Tomatoes are such a large part of America's culinary culture. Did you know that they are also extremely acidic? Too acidic for me to eat. Now. Think about this. No Tomatoes = No Ketchup, BBQ Sauce, Pizza, Marinara Sauce, Tomato Sauce, Garden Salad, and the list goes on and on and on. After all those years not liking tomatoes, now I Love them and can't eat them. I think that is what Dante called Divine Comedy.


No this little girl over here has not been playing in dirty diapers. She has merely been eating a little bit of chocolate. MMMMM Chocolate....creamy milky chocolate. I can't have it anymore. Yup, Chocolate is also extremely acidic, and makes the tummy problem worse. So for all of the little children out there, enjoy the chocolate while you can....even play in it like little girl over here. Cause one day you will grow up, and chocolate will make you ill. Perhaps if I, like this child over here, tried to insert the chocolate in my nose and eye, I could still eat it....

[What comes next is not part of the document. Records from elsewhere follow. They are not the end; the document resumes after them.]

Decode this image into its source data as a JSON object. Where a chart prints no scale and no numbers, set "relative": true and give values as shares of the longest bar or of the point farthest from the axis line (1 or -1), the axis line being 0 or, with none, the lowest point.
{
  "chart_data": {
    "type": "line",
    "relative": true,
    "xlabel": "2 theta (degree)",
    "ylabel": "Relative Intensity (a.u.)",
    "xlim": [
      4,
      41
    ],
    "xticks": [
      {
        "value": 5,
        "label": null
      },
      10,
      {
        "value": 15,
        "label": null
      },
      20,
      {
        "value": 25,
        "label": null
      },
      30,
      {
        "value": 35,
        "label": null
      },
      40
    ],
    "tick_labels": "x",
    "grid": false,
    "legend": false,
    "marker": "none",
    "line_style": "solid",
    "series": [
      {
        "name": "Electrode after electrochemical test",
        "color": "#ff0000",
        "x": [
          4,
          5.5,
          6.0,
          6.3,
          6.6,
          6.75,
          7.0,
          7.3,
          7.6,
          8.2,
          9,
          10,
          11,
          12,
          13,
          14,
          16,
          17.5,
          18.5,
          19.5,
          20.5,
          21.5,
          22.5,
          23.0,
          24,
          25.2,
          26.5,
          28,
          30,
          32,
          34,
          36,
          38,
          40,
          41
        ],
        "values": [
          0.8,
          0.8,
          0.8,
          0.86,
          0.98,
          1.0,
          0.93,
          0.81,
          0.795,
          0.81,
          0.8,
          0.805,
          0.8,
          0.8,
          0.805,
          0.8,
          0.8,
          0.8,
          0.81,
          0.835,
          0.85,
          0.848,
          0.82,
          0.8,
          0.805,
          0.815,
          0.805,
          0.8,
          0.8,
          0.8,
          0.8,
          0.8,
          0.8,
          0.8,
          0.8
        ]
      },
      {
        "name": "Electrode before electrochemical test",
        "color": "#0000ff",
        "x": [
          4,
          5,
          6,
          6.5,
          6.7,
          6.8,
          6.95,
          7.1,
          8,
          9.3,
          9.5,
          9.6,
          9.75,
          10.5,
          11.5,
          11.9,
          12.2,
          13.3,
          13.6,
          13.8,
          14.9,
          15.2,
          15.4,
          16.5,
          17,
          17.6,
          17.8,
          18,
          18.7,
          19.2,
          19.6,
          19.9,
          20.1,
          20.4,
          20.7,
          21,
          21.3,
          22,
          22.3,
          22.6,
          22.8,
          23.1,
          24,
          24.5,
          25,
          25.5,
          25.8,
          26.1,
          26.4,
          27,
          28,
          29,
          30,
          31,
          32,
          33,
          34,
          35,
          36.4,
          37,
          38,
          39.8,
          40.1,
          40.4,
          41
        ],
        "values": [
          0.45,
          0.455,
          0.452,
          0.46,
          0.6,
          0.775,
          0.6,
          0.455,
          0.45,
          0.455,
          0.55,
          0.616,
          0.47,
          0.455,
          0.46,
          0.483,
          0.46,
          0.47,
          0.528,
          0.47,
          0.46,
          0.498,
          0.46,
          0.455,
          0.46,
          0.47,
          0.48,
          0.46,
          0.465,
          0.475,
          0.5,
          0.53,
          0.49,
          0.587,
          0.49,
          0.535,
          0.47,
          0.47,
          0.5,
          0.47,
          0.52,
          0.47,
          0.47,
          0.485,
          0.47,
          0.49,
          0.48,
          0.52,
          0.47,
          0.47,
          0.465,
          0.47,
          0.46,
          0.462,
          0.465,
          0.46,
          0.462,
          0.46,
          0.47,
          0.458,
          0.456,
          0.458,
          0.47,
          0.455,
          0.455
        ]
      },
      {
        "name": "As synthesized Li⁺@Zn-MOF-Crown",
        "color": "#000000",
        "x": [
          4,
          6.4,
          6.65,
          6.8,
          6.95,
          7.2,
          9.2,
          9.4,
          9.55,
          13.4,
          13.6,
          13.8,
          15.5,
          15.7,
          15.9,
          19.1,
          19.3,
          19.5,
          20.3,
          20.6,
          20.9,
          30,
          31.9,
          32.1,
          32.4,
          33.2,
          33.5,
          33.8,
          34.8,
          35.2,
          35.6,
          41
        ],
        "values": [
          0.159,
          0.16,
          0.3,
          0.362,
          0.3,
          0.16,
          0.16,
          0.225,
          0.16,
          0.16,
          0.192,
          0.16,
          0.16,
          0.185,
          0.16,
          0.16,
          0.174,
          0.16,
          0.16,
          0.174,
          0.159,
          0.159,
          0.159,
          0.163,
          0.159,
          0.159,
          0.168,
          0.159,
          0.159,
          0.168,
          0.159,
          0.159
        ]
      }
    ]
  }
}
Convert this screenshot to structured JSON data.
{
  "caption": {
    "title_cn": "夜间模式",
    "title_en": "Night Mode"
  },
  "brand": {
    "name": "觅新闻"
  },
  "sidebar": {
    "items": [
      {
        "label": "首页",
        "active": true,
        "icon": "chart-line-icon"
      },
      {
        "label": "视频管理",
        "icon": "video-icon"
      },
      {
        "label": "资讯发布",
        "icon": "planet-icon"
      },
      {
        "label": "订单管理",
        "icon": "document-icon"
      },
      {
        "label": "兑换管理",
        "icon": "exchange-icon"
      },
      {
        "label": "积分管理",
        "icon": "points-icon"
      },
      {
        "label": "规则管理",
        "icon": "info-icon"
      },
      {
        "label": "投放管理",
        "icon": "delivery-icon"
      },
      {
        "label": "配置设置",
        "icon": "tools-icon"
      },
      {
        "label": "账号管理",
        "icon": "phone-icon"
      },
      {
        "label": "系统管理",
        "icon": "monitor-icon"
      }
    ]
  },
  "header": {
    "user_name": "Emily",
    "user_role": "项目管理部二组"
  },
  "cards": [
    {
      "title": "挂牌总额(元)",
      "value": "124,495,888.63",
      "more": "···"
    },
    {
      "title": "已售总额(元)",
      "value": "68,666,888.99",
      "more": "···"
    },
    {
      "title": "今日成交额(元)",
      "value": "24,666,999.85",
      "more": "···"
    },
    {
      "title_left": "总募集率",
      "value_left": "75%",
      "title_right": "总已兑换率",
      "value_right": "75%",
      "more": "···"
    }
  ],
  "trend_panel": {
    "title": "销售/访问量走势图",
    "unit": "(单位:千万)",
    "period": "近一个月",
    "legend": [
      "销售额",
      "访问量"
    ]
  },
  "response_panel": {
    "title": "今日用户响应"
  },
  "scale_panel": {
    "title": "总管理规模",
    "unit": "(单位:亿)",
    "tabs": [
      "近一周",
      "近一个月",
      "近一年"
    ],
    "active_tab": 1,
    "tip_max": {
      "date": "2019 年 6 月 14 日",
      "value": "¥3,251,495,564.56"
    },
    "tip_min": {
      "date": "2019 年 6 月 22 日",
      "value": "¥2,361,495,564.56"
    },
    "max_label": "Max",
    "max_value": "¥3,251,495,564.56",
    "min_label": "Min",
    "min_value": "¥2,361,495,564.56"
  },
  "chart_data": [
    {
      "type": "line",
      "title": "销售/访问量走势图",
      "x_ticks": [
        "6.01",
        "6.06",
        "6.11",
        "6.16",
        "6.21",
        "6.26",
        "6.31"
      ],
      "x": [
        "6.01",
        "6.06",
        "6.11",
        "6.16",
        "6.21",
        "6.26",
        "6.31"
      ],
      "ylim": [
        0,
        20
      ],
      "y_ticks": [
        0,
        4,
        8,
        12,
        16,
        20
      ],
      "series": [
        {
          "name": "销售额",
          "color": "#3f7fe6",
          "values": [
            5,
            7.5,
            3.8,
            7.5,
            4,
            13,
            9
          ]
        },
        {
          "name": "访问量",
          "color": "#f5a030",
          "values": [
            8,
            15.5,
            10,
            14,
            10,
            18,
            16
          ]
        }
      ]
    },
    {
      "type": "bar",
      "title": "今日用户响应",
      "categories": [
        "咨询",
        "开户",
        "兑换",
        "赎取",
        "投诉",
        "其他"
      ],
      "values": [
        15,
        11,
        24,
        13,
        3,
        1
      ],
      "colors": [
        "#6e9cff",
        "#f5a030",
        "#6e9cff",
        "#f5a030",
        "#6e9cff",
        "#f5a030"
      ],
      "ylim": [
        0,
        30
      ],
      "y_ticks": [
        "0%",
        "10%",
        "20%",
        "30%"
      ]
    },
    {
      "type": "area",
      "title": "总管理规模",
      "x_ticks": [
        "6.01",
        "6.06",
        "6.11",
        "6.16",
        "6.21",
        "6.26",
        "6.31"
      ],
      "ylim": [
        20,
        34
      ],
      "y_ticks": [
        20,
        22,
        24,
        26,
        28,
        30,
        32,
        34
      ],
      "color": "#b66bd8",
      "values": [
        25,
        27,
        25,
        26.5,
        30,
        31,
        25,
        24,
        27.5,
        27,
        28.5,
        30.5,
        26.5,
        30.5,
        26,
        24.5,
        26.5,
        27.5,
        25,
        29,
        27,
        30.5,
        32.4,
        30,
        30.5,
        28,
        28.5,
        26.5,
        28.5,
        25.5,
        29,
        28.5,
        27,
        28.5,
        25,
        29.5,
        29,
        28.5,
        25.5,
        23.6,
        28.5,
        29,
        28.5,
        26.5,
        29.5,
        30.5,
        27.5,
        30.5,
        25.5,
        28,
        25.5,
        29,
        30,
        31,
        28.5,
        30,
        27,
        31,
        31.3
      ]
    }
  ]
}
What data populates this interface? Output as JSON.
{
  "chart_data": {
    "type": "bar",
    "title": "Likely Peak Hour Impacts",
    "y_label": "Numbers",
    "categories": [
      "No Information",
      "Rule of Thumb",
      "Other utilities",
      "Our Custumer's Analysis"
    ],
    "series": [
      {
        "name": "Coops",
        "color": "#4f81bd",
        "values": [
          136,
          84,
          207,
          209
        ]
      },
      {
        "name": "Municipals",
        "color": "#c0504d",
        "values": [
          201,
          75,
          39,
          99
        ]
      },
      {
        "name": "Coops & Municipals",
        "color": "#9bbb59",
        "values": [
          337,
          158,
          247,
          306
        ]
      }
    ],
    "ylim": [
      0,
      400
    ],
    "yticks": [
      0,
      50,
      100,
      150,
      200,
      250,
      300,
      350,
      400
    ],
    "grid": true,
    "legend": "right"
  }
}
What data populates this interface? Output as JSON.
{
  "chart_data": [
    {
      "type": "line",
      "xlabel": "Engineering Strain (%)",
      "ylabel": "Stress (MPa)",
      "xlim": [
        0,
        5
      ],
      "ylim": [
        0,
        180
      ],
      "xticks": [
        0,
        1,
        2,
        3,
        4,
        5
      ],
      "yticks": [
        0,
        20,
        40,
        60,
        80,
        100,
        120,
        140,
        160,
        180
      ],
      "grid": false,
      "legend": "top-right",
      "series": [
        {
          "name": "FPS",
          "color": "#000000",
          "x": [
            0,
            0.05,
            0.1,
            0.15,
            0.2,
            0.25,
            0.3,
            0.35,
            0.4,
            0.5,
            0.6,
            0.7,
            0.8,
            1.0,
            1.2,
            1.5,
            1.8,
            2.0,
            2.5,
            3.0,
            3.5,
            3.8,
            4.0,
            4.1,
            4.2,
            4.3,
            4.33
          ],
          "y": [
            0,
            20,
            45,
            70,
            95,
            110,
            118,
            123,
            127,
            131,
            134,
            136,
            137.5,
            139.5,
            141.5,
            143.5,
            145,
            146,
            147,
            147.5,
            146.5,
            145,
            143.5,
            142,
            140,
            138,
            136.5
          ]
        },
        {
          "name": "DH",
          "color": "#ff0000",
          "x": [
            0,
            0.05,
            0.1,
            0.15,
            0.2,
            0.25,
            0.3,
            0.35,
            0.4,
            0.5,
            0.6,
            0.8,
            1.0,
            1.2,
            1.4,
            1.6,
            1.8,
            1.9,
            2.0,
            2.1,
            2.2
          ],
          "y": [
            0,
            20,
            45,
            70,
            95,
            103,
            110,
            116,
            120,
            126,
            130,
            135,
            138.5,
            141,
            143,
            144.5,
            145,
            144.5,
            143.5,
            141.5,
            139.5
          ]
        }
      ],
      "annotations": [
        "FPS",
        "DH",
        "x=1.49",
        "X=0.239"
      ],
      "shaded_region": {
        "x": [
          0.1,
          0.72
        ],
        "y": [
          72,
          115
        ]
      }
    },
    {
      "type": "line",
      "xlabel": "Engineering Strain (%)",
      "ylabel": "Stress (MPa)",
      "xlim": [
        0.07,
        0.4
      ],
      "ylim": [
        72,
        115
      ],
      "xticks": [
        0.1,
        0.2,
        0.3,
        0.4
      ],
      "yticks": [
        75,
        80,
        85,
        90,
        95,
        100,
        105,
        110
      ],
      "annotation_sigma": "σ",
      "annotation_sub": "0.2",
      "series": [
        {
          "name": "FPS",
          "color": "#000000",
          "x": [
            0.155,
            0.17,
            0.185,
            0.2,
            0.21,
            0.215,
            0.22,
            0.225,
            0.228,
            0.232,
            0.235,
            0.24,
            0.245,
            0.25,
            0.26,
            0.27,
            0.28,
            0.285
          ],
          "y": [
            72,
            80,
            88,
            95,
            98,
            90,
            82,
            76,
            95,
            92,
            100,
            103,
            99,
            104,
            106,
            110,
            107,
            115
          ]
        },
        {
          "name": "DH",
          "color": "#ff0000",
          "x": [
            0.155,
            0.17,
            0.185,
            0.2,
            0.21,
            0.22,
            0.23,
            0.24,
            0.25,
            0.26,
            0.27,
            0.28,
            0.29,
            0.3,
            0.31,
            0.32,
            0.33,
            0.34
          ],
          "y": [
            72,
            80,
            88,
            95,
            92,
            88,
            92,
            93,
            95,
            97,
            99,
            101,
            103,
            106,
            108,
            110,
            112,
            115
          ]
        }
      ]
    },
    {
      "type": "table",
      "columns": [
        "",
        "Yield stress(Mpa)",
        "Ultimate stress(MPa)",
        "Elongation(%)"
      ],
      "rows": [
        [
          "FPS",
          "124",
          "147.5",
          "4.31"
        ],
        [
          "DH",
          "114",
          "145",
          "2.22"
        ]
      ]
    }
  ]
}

No, I'm not done with the chocolate rant. Why? Why does something that is so good have to be bad for you in so many ways. It seems that it should just be fattening, or just cause cavaties...or whatever. It should only have one detrimental outcome. No not dear chocolate...it has to run the gamut. Much like this child runs the gamut. Dirty. Mullet. Wal-Mart t-shirt. She is 7.5 years away from being toothless, pregnant, and owning her very own trailer.

This over here is big-ole deaf Christy from Survivor Amazon. Christy is the first deaf Survivor contestant. God damn. I love survivor. Not only do I watch the new episodes on CBS, but I also TiVo and watch all of the re-runs on OLN. Justen got me into it. This is a wonderful show. Survivor Amazon is currently on. Christy is still not voted off...allthough she may be...i can't remember. Who the fuck cares anyways. She is deaf. Had a full armpit of hair on day 1. And 5 minutes after she was on the island, she was complaining that noone liked her because of her disability. I don't think that is true. People were starting to get to know one another, and just had not made it to her yet. Plus maybe if they did say hello, she never heard it. That was so wrong for so many reasons. I don't dislike deaf people. I love deaf people. I think i even know how to perform the Hail Mary in Sign Language. I also can sign the chorus to We Are The World. I just don't like any person who lets a disability disable them.

Well, mu cousin Lauren, the photographer, is coming to NYC as we speak. She will be here tonight through Sunday and will be taking mine and Justen's headshots. Too bad I just got a haircut and look slightly chemotherapeudic. Oh well. You only live once. Might as well have fucked up hair. Dont have a pic of the hair. But I guess I will after Lauren takes some.

This is the end of the blog for today. Keep on Keepin on.